Произошло это случайно. Или снова по закону его величества случая, который правил и правит до сих пор многими актерскими судьбами.
«Однажды я ужинал в одном доме, – рассказал Леонид Осипович. – Гостей было много. Устав от шума, я ушел в кабинет хозяина просто посидеть в одиночестве. На столе лежала небольшая книжонка со странным рисунком на обложке – на нем был изображен полуопрокинутый чайник. И называлась книжка неожиданно: „Аристократка“. Я с любопытством начал читать первый рассказ, который назывался так же. Не помню, смеялся ли я когда-нибудь еще так неудержимо. Дочитав рассказ до конца, я вбежал в столовую и неистовым голосом крикнул:
– Молчите и слушайте!
Общество, которое было уже несколько навеселе, умолкло. Я читал, и все помирали со смеху.

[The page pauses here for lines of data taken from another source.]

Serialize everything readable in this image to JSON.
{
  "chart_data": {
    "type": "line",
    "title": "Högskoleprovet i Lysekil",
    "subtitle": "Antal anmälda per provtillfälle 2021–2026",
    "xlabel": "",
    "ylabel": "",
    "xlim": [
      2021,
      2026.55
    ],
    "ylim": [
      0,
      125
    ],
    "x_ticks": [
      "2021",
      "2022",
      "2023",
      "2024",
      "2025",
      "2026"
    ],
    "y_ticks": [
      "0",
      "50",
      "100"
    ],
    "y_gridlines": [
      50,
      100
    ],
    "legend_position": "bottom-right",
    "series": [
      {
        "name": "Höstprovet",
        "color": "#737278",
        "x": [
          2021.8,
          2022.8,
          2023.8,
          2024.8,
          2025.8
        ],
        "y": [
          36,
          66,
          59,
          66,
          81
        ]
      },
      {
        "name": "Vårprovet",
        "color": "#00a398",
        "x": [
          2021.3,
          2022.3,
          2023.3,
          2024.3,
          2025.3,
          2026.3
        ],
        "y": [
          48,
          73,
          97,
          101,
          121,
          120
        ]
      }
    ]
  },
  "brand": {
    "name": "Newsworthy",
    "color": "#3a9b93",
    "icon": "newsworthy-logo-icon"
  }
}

На следующий день я попросил директора «Свободного театра» связать меня с Зощенко, который, как я узнал, жил в Ленинграде.
Мы встретились в кафе «Де гурме». Я увидел человека примерно моего возраста (он был моложе меня на год, значит, ему было тогда двадцать шесть). На красивом лице несколько робкая улыбка и грустные, мягкие глаза. Со свойственной мне горячностью я наговорил ему кучу восторженных слов и тут же попросил разрешения читать его рассказы со сцены. От этого натиска он немного опешил, но читать охотно разрешил. В тот же вечер я прочитал «Аристократку» со сцены «Свободного театра». Это и было началом исполнения советской прозы на эстраде».
И здесь никак не уйти от темы тонкой и деликатной. Зощенко страдал от чего-то такого, что сказалось на его жизни и даже изменило ее.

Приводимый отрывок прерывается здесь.